Born in 1986 in Yekaterinburg (formerly known as Sverdlovsk), Ksenia is a food photographer and blogger. When she was 6 years old, she emigrated to Israel with her parents. “Only in Israel did we realize that the dishes that my grandmother cooked for us in Russia, such as chopped liver and gefilte fish, were in fact Jewish,” says Ksenia, who had her first forays in the kitchen with her grandmother. “When I moved to Canada, I missed her food and so I scoured the internet for recipes in order to recreate those flavors. This led to the start of my blog: At The Immigrant’s Table (https://immigrantstable.com).”
Born in Bogota, Fabian is an engineer by profession. As far as he is concerned, food is sustenance and, as such, cooking is a basic necessity. Before he met Ksenia – and befitting an engineer – Fabian used to plan his cooking in advance and to great detail so that he only needed to cook once every three weeks, and keep it all in the freezer – even the vegetables. “I had to make him cook me Colombian food,” Ksenia recalls. Fabian says the only topic that causes arguments in the house revolves around food, and Ksenia elaborates: “He asks me what he should prepare, and with all of my special requests – to use this cheese or another, maybe add a little zhug – and please, add fried eggplant – I manage to really annoy him.”
Leo Guerrero Prints
Born in 2019 in Montreal. Despite his young age, Leo’s parents testify that he is particularly fond of eating fish, “especially white-fleshed ones”. He also loves bread and anything sweet. It came as no surprise that the first words he uttered were food related: “yum, yum”, “syr” (cheese, in Russian) and pan (bread, in Spanish). “Leo enjoys opening drawers in the kitchen while loudly yelling ‘cooking, cooking’!” his mother says proudly.
Where was the photo taken?
When at home in Montreal’s neighborhood of Verdun, Ksenia, Fabian and Leo spend most of their time in the open kitchen or the dining area facing the spacious living room. “In Colombia, most of the kitchens are in a separate room, sometimes even outside the house, but for me the kitchen is the heart of the house, where everything happens,” says Ksenia.
Our Family Kitchen
As someone who grew up in Israel, Ksenia often prepares Middle Eastern-Israeli food such as hummus, pizza-malawach and shakshouka. “Between you and me, it’s also just easier to prepare,” Ksenia says with a smile.
But, she adds, it is also important for her and Fabian to expose their toddler son to his roots, while simultaneously preserving the flavors from their childhood.

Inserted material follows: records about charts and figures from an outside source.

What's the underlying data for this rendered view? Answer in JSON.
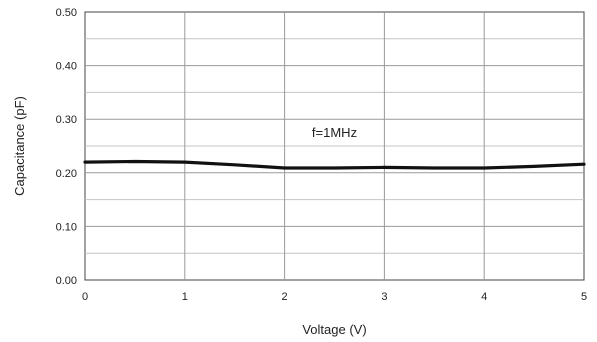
{
  "chart_data": {
    "type": "line",
    "xlabel": "Voltage (V)",
    "ylabel": "Capacitance (pF)",
    "xlim": [
      0,
      5
    ],
    "ylim": [
      0,
      0.5
    ],
    "x_ticks": [
      "0",
      "1",
      "2",
      "3",
      "4",
      "5"
    ],
    "y_ticks": [
      "0.00",
      "0.10",
      "0.20",
      "0.30",
      "0.40",
      "0.50"
    ],
    "grid": true,
    "annotation": "f=1MHz",
    "series": [
      {
        "x": [
          0,
          0.5,
          1,
          1.5,
          2,
          2.5,
          3,
          3.5,
          4,
          4.5,
          5
        ],
        "y": [
          0.22,
          0.221,
          0.22,
          0.215,
          0.209,
          0.209,
          0.21,
          0.209,
          0.209,
          0.212,
          0.216
        ]
      }
    ],
    "line_color": "#111111"
  }
}
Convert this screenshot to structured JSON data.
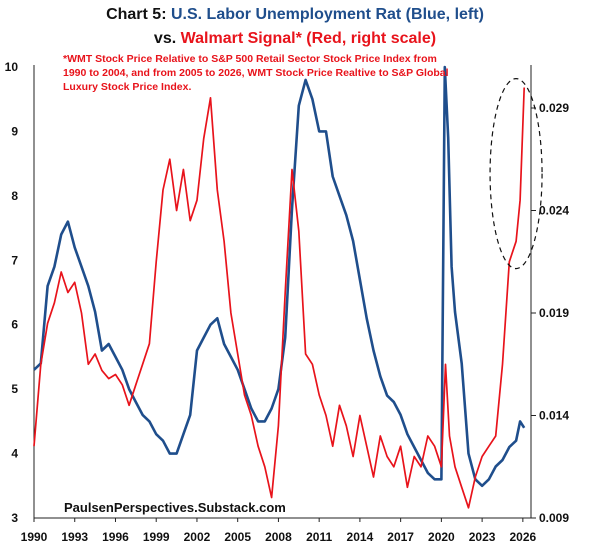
{
  "title": {
    "line1_prefix": "Chart 5: ",
    "line1_series": "U.S. Labor Unemployment Rat (Blue, left)",
    "line2_prefix": "vs. ",
    "line2_series": "Walmart Signal* (Red, right scale)"
  },
  "footnote": "*WMT Stock Price Relative to S&P 500 Retail Sector Stock Price Index from 1990 to 2004, and from 2005 to 2026, WMT Stock Price Realtive to S&P Global Luxury Stock Price Index.",
  "credit": "PaulsenPerspectives.Substack.com",
  "colors": {
    "blue": "#1f4e8c",
    "red": "#e8131b"
  },
  "chart_data": {
    "type": "line",
    "x_tick_labels": [
      "1990",
      "1993",
      "1996",
      "1999",
      "2002",
      "2005",
      "2008",
      "2011",
      "2014",
      "2017",
      "2020",
      "2023",
      "2026"
    ],
    "left_axis": {
      "ylim": [
        3,
        10
      ],
      "tick_labels": [
        "3",
        "4",
        "5",
        "6",
        "7",
        "8",
        "9",
        "10"
      ]
    },
    "right_axis": {
      "ylim": [
        0.009,
        0.031
      ],
      "tick_labels": [
        "0.009",
        "0.014",
        "0.019",
        "0.024",
        "0.029"
      ]
    },
    "annotation": "dashed ellipse around recent red spike",
    "series": [
      {
        "axis": "left",
        "color": "#1f4e8c",
        "points": [
          [
            1990,
            5.3
          ],
          [
            1990.5,
            5.4
          ],
          [
            1991,
            6.6
          ],
          [
            1991.5,
            6.9
          ],
          [
            1992,
            7.4
          ],
          [
            1992.5,
            7.6
          ],
          [
            1993,
            7.2
          ],
          [
            1993.5,
            6.9
          ],
          [
            1994,
            6.6
          ],
          [
            1994.5,
            6.2
          ],
          [
            1995,
            5.6
          ],
          [
            1995.5,
            5.7
          ],
          [
            1996,
            5.5
          ],
          [
            1996.5,
            5.3
          ],
          [
            1997,
            5.0
          ],
          [
            1997.5,
            4.8
          ],
          [
            1998,
            4.6
          ],
          [
            1998.5,
            4.5
          ],
          [
            1999,
            4.3
          ],
          [
            1999.5,
            4.2
          ],
          [
            2000,
            4.0
          ],
          [
            2000.5,
            4.0
          ],
          [
            2001,
            4.3
          ],
          [
            2001.5,
            4.6
          ],
          [
            2002,
            5.6
          ],
          [
            2002.5,
            5.8
          ],
          [
            2003,
            6.0
          ],
          [
            2003.5,
            6.1
          ],
          [
            2004,
            5.7
          ],
          [
            2004.5,
            5.5
          ],
          [
            2005,
            5.3
          ],
          [
            2005.5,
            5.0
          ],
          [
            2006,
            4.7
          ],
          [
            2006.5,
            4.5
          ],
          [
            2007,
            4.5
          ],
          [
            2007.5,
            4.7
          ],
          [
            2008,
            5.0
          ],
          [
            2008.5,
            5.8
          ],
          [
            2009,
            7.8
          ],
          [
            2009.5,
            9.4
          ],
          [
            2010,
            9.8
          ],
          [
            2010.5,
            9.5
          ],
          [
            2011,
            9.0
          ],
          [
            2011.5,
            9.0
          ],
          [
            2012,
            8.3
          ],
          [
            2012.5,
            8.0
          ],
          [
            2013,
            7.7
          ],
          [
            2013.5,
            7.3
          ],
          [
            2014,
            6.7
          ],
          [
            2014.5,
            6.1
          ],
          [
            2015,
            5.6
          ],
          [
            2015.5,
            5.2
          ],
          [
            2016,
            4.9
          ],
          [
            2016.5,
            4.8
          ],
          [
            2017,
            4.6
          ],
          [
            2017.5,
            4.3
          ],
          [
            2018,
            4.1
          ],
          [
            2018.5,
            3.9
          ],
          [
            2019,
            3.7
          ],
          [
            2019.5,
            3.6
          ],
          [
            2020,
            3.6
          ],
          [
            2020.25,
            10.0
          ],
          [
            2020.5,
            8.9
          ],
          [
            2020.75,
            6.9
          ],
          [
            2021,
            6.2
          ],
          [
            2021.5,
            5.4
          ],
          [
            2022,
            4.0
          ],
          [
            2022.5,
            3.6
          ],
          [
            2023,
            3.5
          ],
          [
            2023.5,
            3.6
          ],
          [
            2024,
            3.8
          ],
          [
            2024.5,
            3.9
          ],
          [
            2025,
            4.1
          ],
          [
            2025.5,
            4.2
          ],
          [
            2025.8,
            4.5
          ],
          [
            2026.1,
            4.4
          ]
        ]
      },
      {
        "axis": "right",
        "color": "#e8131b",
        "points": [
          [
            1990,
            0.0125
          ],
          [
            1990.5,
            0.0165
          ],
          [
            1991,
            0.0185
          ],
          [
            1991.5,
            0.0195
          ],
          [
            1992,
            0.021
          ],
          [
            1992.5,
            0.02
          ],
          [
            1993,
            0.0205
          ],
          [
            1993.5,
            0.019
          ],
          [
            1994,
            0.0165
          ],
          [
            1994.5,
            0.017
          ],
          [
            1995,
            0.0162
          ],
          [
            1995.5,
            0.0158
          ],
          [
            1996,
            0.016
          ],
          [
            1996.5,
            0.0155
          ],
          [
            1997,
            0.0145
          ],
          [
            1997.5,
            0.0155
          ],
          [
            1998,
            0.0165
          ],
          [
            1998.5,
            0.0175
          ],
          [
            1999,
            0.0215
          ],
          [
            1999.5,
            0.025
          ],
          [
            2000,
            0.0265
          ],
          [
            2000.5,
            0.024
          ],
          [
            2001,
            0.026
          ],
          [
            2001.5,
            0.0235
          ],
          [
            2002,
            0.0245
          ],
          [
            2002.5,
            0.0275
          ],
          [
            2003,
            0.0295
          ],
          [
            2003.5,
            0.025
          ],
          [
            2004,
            0.0225
          ],
          [
            2004.5,
            0.019
          ],
          [
            2005,
            0.017
          ],
          [
            2005.5,
            0.015
          ],
          [
            2006,
            0.014
          ],
          [
            2006.5,
            0.0125
          ],
          [
            2007,
            0.0115
          ],
          [
            2007.5,
            0.01
          ],
          [
            2008,
            0.0135
          ],
          [
            2008.5,
            0.02
          ],
          [
            2009,
            0.026
          ],
          [
            2009.5,
            0.023
          ],
          [
            2010,
            0.017
          ],
          [
            2010.5,
            0.0165
          ],
          [
            2011,
            0.015
          ],
          [
            2011.5,
            0.014
          ],
          [
            2012,
            0.0125
          ],
          [
            2012.5,
            0.0145
          ],
          [
            2013,
            0.0135
          ],
          [
            2013.5,
            0.012
          ],
          [
            2014,
            0.014
          ],
          [
            2014.5,
            0.0125
          ],
          [
            2015,
            0.011
          ],
          [
            2015.5,
            0.013
          ],
          [
            2016,
            0.012
          ],
          [
            2016.5,
            0.0115
          ],
          [
            2017,
            0.0125
          ],
          [
            2017.5,
            0.0105
          ],
          [
            2018,
            0.012
          ],
          [
            2018.5,
            0.0115
          ],
          [
            2019,
            0.013
          ],
          [
            2019.5,
            0.0125
          ],
          [
            2020,
            0.0115
          ],
          [
            2020.3,
            0.0165
          ],
          [
            2020.6,
            0.013
          ],
          [
            2021,
            0.0115
          ],
          [
            2021.5,
            0.0105
          ],
          [
            2022,
            0.0095
          ],
          [
            2022.5,
            0.011
          ],
          [
            2023,
            0.012
          ],
          [
            2023.5,
            0.0125
          ],
          [
            2024,
            0.013
          ],
          [
            2024.5,
            0.0165
          ],
          [
            2025,
            0.0215
          ],
          [
            2025.5,
            0.0225
          ],
          [
            2025.8,
            0.0245
          ],
          [
            2026.1,
            0.03
          ]
        ]
      }
    ]
  }
}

Thus, they prepare both Colombian dishes such as Arepas (fried flat cornmeal cakes) and Ajiaco (chicken soup with rice, avocado, sour cream and capers) as well as Russian-Soviet dishes such as vareniki, pelmeni (Stuffed dumplings) and Plov (rice with dried fruit). “I also make roast chicken just like my grandmother Bertha, smeared with mayonnaise and paprika. We both miss the foods we grew up on,” she admits.
The House Recipe: Eggplant Shakshouka
The Prints-Guerrero’s make this Shakshouka at least once a week. “Grandma Bertha and her sister Sonia would regularly make eggplant in a slightly spicy sweet & sour sauce,” says Ksenia. “When I moved to Canada I found out that no one here knows how to make eggplant, so I added them to the Shakshouka, and ever since then it has become our favorite family dish, that everyone always asks us to bring to any event or trip.”